Some may argue that thousands of RA members already willingly provide digital images of themselves either on social media or for health club memberships. But to suggest that RA’s new requirement is analogous to making a personal choice about posting on Facebook or joining a gym is mistaken.
For one thing, choosing to post on social media or join a gym with a photo requirement is just that, a choice. RA members have no choice to pay their annual assessment, lest a lien be placed on their property. While voluntarily purchasing the additional pool passes is also a choice, suggesting that this is the same as the scenarios above also misses the point.
Aquatics and tennis represent roughly 13 percent of RA’s total expenses. Since a portion of each RA member’s required annual assessment is used to maintain pools and tennis courts, RA members make compulsory, not just voluntary, payments for their pools and tennis courts. Because of these compulsory payments alone, we deserve access to those facilities.

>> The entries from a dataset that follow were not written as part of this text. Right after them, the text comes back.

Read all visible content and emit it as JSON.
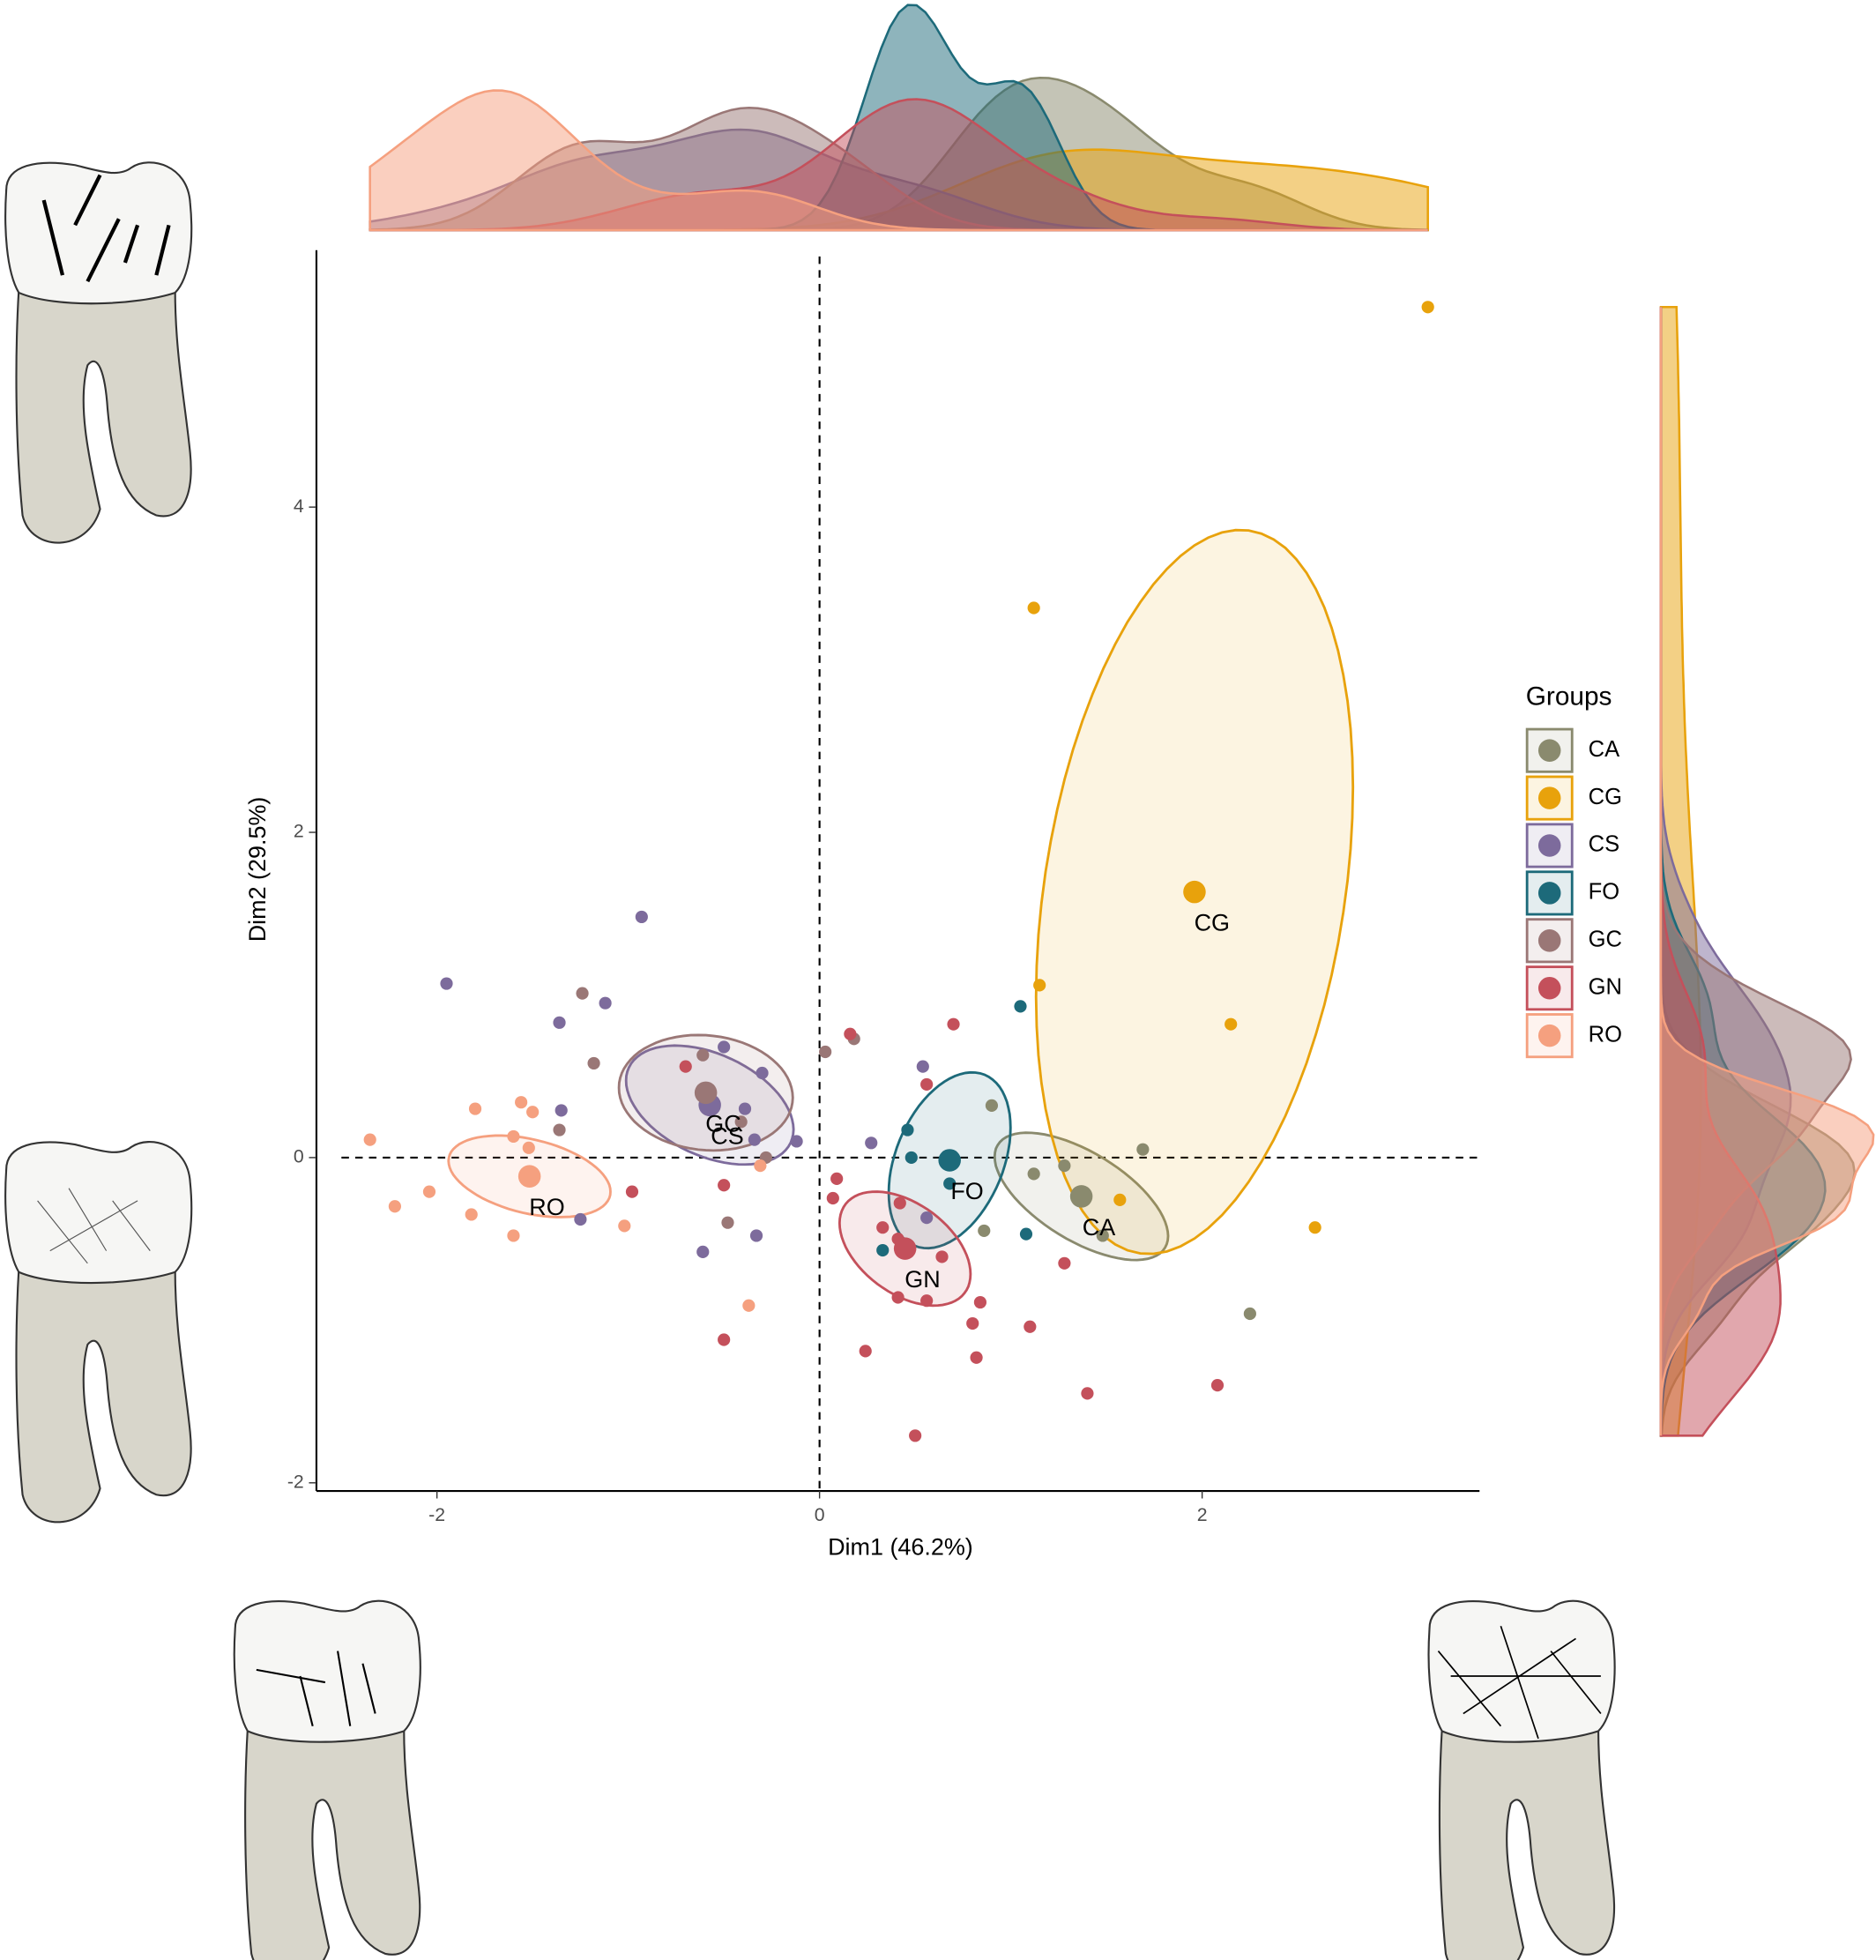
{
  "chart_data": {
    "type": "scatter",
    "x_label": "Dim1 (46.2%)",
    "y_label": "Dim2 (29.5%)",
    "legend_title": "Groups",
    "xlim": [
      -2.63,
      3.45
    ],
    "ylim": [
      -2.05,
      5.58
    ],
    "xticks": [
      -2,
      0,
      2
    ],
    "yticks": [
      -2,
      0,
      2,
      4
    ],
    "series": [
      {
        "name": "CA",
        "color": "#8a8a6e",
        "x": [
          0.9,
          1.69,
          1.12,
          1.28,
          1.48,
          0.86,
          2.25
        ],
        "y": [
          0.32,
          0.05,
          -0.1,
          -0.05,
          -0.48,
          -0.45,
          -0.96
        ]
      },
      {
        "name": "CG",
        "color": "#e8a20c",
        "x": [
          3.18,
          1.12,
          1.15,
          2.15,
          1.57,
          2.59
        ],
        "y": [
          5.23,
          3.38,
          1.06,
          0.82,
          -0.26,
          -0.43
        ]
      },
      {
        "name": "CS",
        "color": "#7d6b9c",
        "x": [
          -0.93,
          -1.95,
          -1.12,
          -1.36,
          -0.5,
          -0.3,
          -0.39,
          -0.34,
          -0.12,
          0.27,
          0.54,
          -1.35,
          -1.25,
          -0.33,
          -0.61,
          0.56
        ],
        "y": [
          1.48,
          1.07,
          0.95,
          0.83,
          0.68,
          0.52,
          0.3,
          0.11,
          0.1,
          0.09,
          0.56,
          0.29,
          -0.38,
          -0.48,
          -0.58,
          -0.37
        ]
      },
      {
        "name": "FO",
        "color": "#1d6a7a",
        "x": [
          1.05,
          0.46,
          0.48,
          0.68,
          1.08,
          0.33
        ],
        "y": [
          0.93,
          0.17,
          0.0,
          -0.16,
          -0.47,
          -0.57
        ]
      },
      {
        "name": "GC",
        "color": "#9a7776",
        "x": [
          -1.24,
          -1.18,
          -0.61,
          0.03,
          0.18,
          -0.41,
          -0.28,
          -0.48,
          -1.36
        ],
        "y": [
          1.01,
          0.58,
          0.63,
          0.65,
          0.73,
          0.22,
          0.0,
          -0.4,
          0.17
        ]
      },
      {
        "name": "GN",
        "color": "#c4505b",
        "x": [
          0.7,
          0.16,
          0.56,
          0.09,
          0.07,
          0.42,
          0.33,
          0.64,
          0.41,
          0.84,
          0.56,
          0.41,
          0.24,
          0.8,
          0.82,
          1.1,
          1.28,
          1.4,
          2.08,
          0.5,
          -0.5,
          -0.5,
          -0.98,
          -0.7
        ],
        "y": [
          0.82,
          0.76,
          0.45,
          -0.13,
          -0.25,
          -0.28,
          -0.43,
          -0.61,
          -0.5,
          -0.89,
          -0.88,
          -0.86,
          -1.19,
          -1.02,
          -1.23,
          -1.04,
          -0.65,
          -1.45,
          -1.4,
          -1.71,
          -1.12,
          -0.17,
          -0.21,
          0.56
        ]
      },
      {
        "name": "RO",
        "color": "#f5a07f",
        "x": [
          -2.35,
          -1.8,
          -1.56,
          -1.5,
          -1.6,
          -1.52,
          -2.04,
          -2.22,
          -1.82,
          -1.6,
          -1.02,
          -0.37,
          -0.31
        ],
        "y": [
          0.11,
          0.3,
          0.34,
          0.28,
          0.13,
          0.06,
          -0.21,
          -0.3,
          -0.35,
          -0.48,
          -0.42,
          -0.91,
          -0.05
        ]
      }
    ]
  }
}
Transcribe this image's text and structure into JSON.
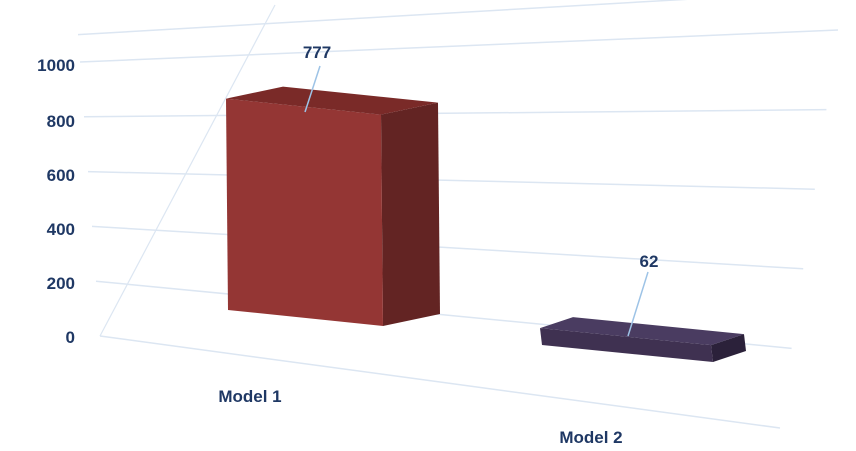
{
  "chart_data": {
    "type": "bar",
    "style": "3d",
    "categories": [
      "Model 1",
      "Model 2"
    ],
    "values": [
      777,
      62
    ],
    "data_labels": [
      "777",
      "62"
    ],
    "y_ticks": [
      "0",
      "200",
      "400",
      "600",
      "800",
      "1000"
    ],
    "ylim": [
      0,
      1000
    ],
    "grid": true,
    "legend": "none",
    "colors": {
      "Model 1": {
        "front": "#943634",
        "side": "#632423",
        "top": "#7a2a28"
      },
      "Model 2": {
        "front": "#3f3151",
        "side": "#2b213a",
        "top": "#4a3c61"
      },
      "text": "#1f3864",
      "grid": "#dce6f2"
    }
  }
}
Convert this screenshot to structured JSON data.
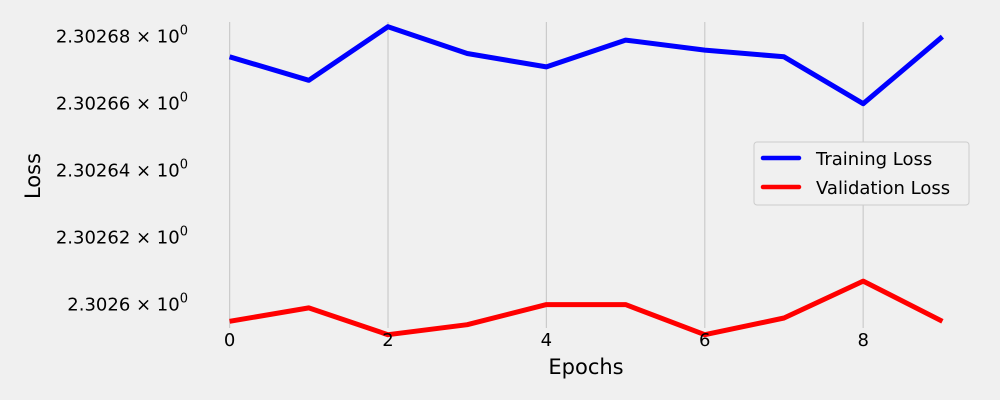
{
  "chart_data": {
    "type": "line",
    "title": "",
    "xlabel": "Epochs",
    "ylabel": "Loss",
    "x": [
      0,
      1,
      2,
      3,
      4,
      5,
      6,
      7,
      8,
      9
    ],
    "xlim": [
      -0.45,
      9.45
    ],
    "ylim": [
      2.302593,
      2.302685
    ],
    "y_scale": "log",
    "x_ticks": [
      {
        "value": 0,
        "label": "0"
      },
      {
        "value": 2,
        "label": "2"
      },
      {
        "value": 4,
        "label": "4"
      },
      {
        "value": 6,
        "label": "6"
      },
      {
        "value": 8,
        "label": "8"
      }
    ],
    "y_ticks": [
      {
        "value": 2.3026,
        "mantissa": "2.3026",
        "times": "×",
        "base": "10",
        "exp": "0"
      },
      {
        "value": 2.30262,
        "mantissa": "2.30262",
        "times": "×",
        "base": "10",
        "exp": "0"
      },
      {
        "value": 2.30264,
        "mantissa": "2.30264",
        "times": "×",
        "base": "10",
        "exp": "0"
      },
      {
        "value": 2.30266,
        "mantissa": "2.30266",
        "times": "×",
        "base": "10",
        "exp": "0"
      },
      {
        "value": 2.30268,
        "mantissa": "2.30268",
        "times": "×",
        "base": "10",
        "exp": "0"
      }
    ],
    "grid": {
      "vertical": true,
      "horizontal": false
    },
    "legend_position": "right",
    "series": [
      {
        "name": "Training Loss",
        "color": "#0000ff",
        "values": [
          2.302674,
          2.302667,
          2.302683,
          2.302675,
          2.302671,
          2.302679,
          2.302676,
          2.302674,
          2.30266,
          2.30268
        ]
      },
      {
        "name": "Validation Loss",
        "color": "#ff0000",
        "values": [
          2.302595,
          2.302599,
          2.302591,
          2.302594,
          2.3026,
          2.3026,
          2.302591,
          2.302596,
          2.302607,
          2.302595
        ]
      }
    ]
  }
}
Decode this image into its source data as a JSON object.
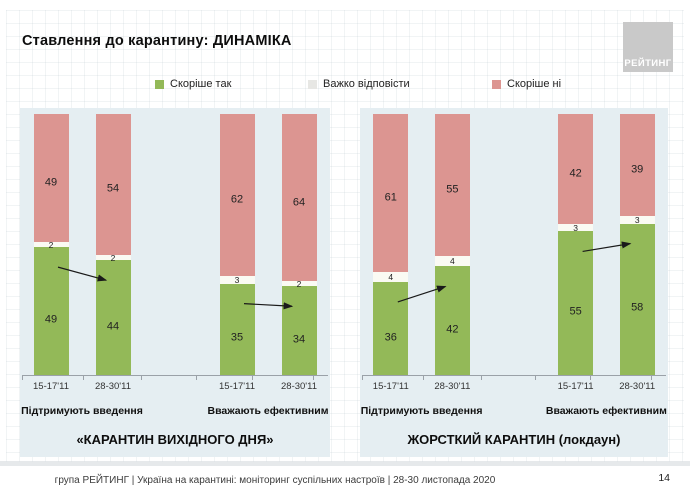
{
  "slide": {
    "title": "Ставлення до карантину: ДИНАМІКА",
    "logo": "РЕЙТИНГ",
    "footer": "група РЕЙТИНГ | Україна на карантині: моніторинг суспільних настроїв | 28-30 листопада 2020",
    "page_number": "14"
  },
  "legend": {
    "items": [
      {
        "label": "Скоріше так",
        "color": "#93b958"
      },
      {
        "label": "Важко відповісти",
        "color": "#e7e7e4"
      },
      {
        "label": "Скоріше ні",
        "color": "#dc9591"
      }
    ]
  },
  "chart_data": {
    "type": "bar",
    "stacked": true,
    "unit": "%",
    "ylim": [
      0,
      100
    ],
    "grid": false,
    "legend_position": "top",
    "series_names": {
      "yes": "Скоріше так",
      "hard": "Важко відповісти",
      "no": "Скоріше ні"
    },
    "colors": {
      "yes": "#93b958",
      "hard": "#fafaf3",
      "no": "#dc9591",
      "panel_bg": "#e5eef2",
      "axis": "#9aa1a8"
    },
    "groups": [
      {
        "title": "«КАРАНТИН ВИХІДНОГО ДНЯ»",
        "subcharts": [
          {
            "label": "Підтримують введення",
            "trend": "down",
            "bars": [
              {
                "category": "15-17'11",
                "yes": 49,
                "hard": 2,
                "no": 49
              },
              {
                "category": "28-30'11",
                "yes": 44,
                "hard": 2,
                "no": 54
              }
            ]
          },
          {
            "label": "Вважають ефективним",
            "trend": "down",
            "bars": [
              {
                "category": "15-17'11",
                "yes": 35,
                "hard": 3,
                "no": 62
              },
              {
                "category": "28-30'11",
                "yes": 34,
                "hard": 2,
                "no": 64
              }
            ]
          }
        ]
      },
      {
        "title": "ЖОРСТКИЙ КАРАНТИН (локдаун)",
        "subcharts": [
          {
            "label": "Підтримують введення",
            "trend": "up",
            "bars": [
              {
                "category": "15-17'11",
                "yes": 36,
                "hard": 4,
                "no": 61
              },
              {
                "category": "28-30'11",
                "yes": 42,
                "hard": 4,
                "no": 55
              }
            ]
          },
          {
            "label": "Вважають ефективним",
            "trend": "up",
            "bars": [
              {
                "category": "15-17'11",
                "yes": 55,
                "hard": 3,
                "no": 42
              },
              {
                "category": "28-30'11",
                "yes": 58,
                "hard": 3,
                "no": 39
              }
            ]
          }
        ]
      }
    ]
  }
}
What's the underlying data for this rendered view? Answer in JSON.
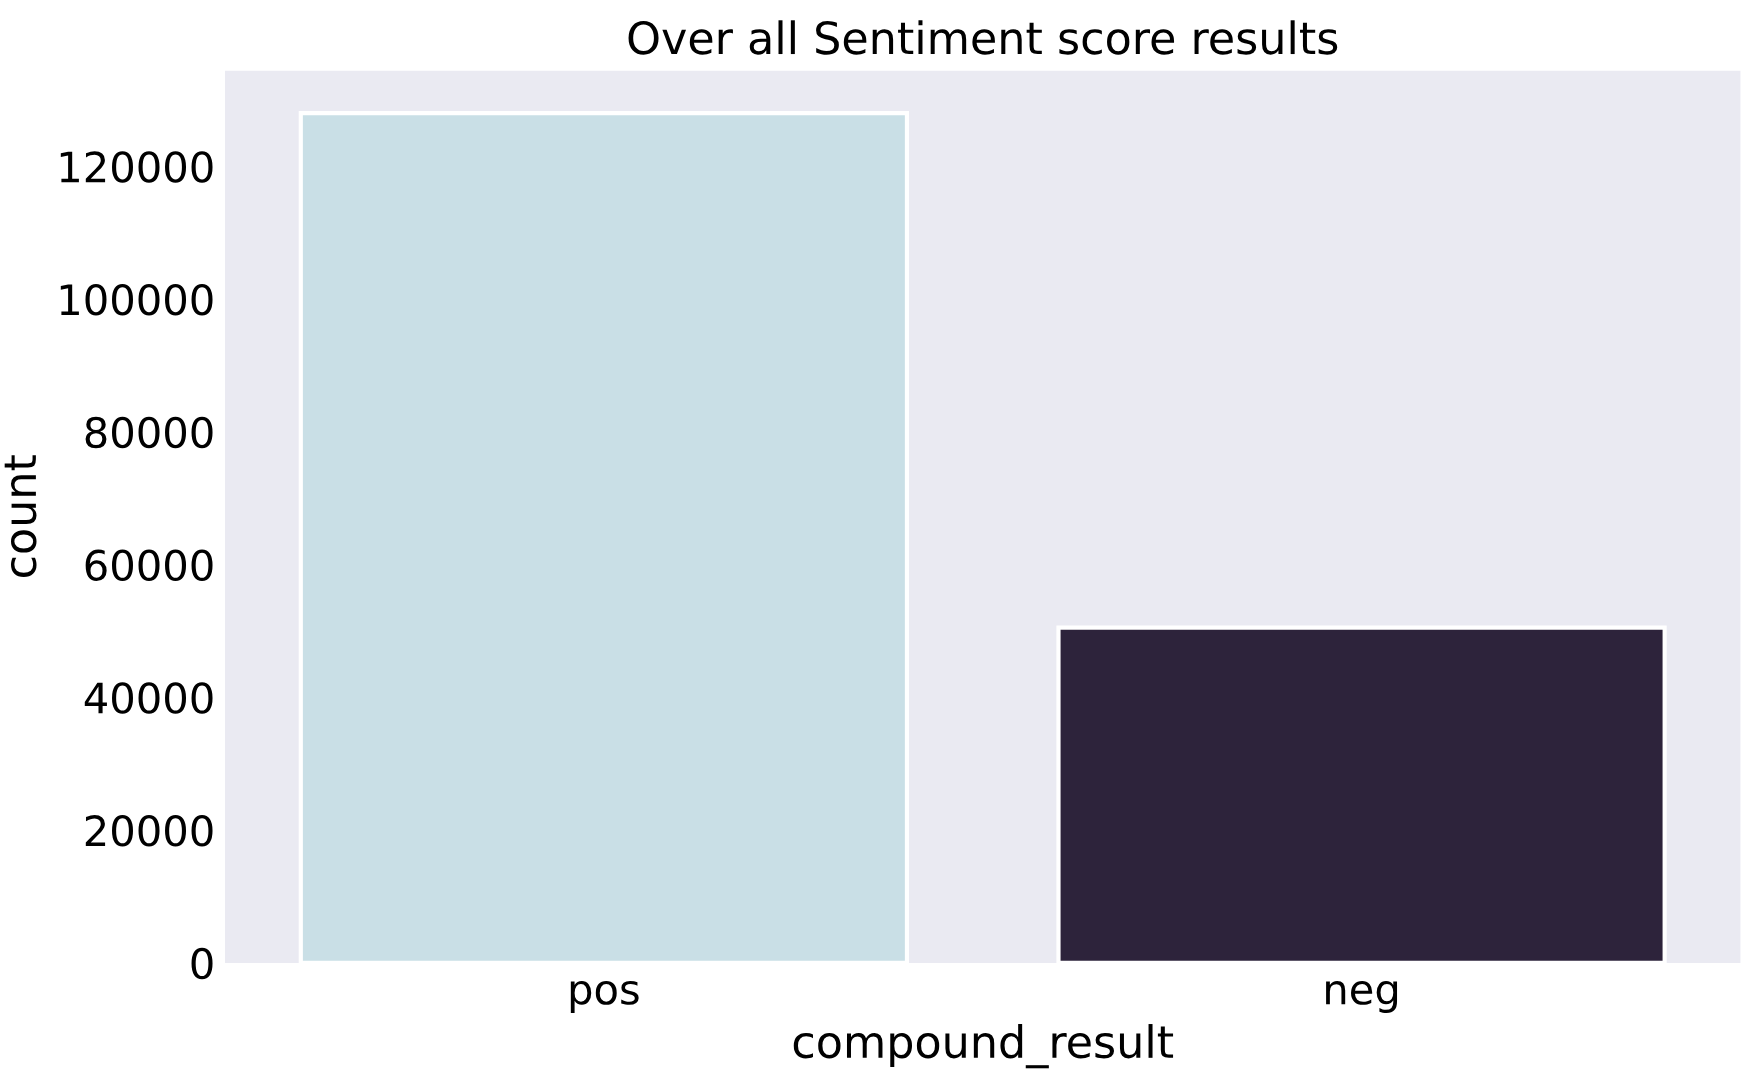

The additional user fee for passes is reasonable, but making access to passes contingent on providing RA with a digital photo of one’s children is an unreasonable and startling invasion of privacy.
I can certainly appreciate the desire for RA to ensure that only those who have purchased a pool pass can use Reston’s pools, but surely there must be a better way of achieving that without invading the privacy of children. One alternative could be to require adult pool and tennis users to present a picture ID, such as a driver’s license, when signing into use those facilities. Under the circumstances, it’s unclear how such a simple solution could have been cast aside before moving forward as proposed.
Moreover, one need only consider the trouble with which multinational corporations and even the United States Government (each with far deeper pockets than RA) have struggled to secure customer or employee personal information to become anxious about RA’s ability to secure similar information. And this says nothing of the questionable cost involved with equipping seasonal employees with the technology necessary to access the proposed photo database; a cost that will no doubt be borne by assessment-paying RA members in 2018.
Plainly speaking, I consider this proposal to be a deeply disturbing invasion of privacy. I not only question the wisdom and judgment of requiring children’s photos to be placed in a RA database for the purposes of using a community pool, but also the legal authority with which RA could pursue such a requirement. One must wonder if the RA Board has considered the risk and likely consequences of a security breach.
Each year, my family proudly pays our RA assessment knowing that we generally get an excellent return on investment for the money we contribute. Unfortunately, this ill-conceived new requirement places an unwelcome invasion of privacy between my family and our desire to take advantage of RA’s most attractive member benefit: its pools and tennis courts. Worse still, it exhibits a clear and unacceptable disregard for personal privacy on the part of the RA Board.
I strongly encourage the Board to reconsider this new rule before the 2017 pool season begins.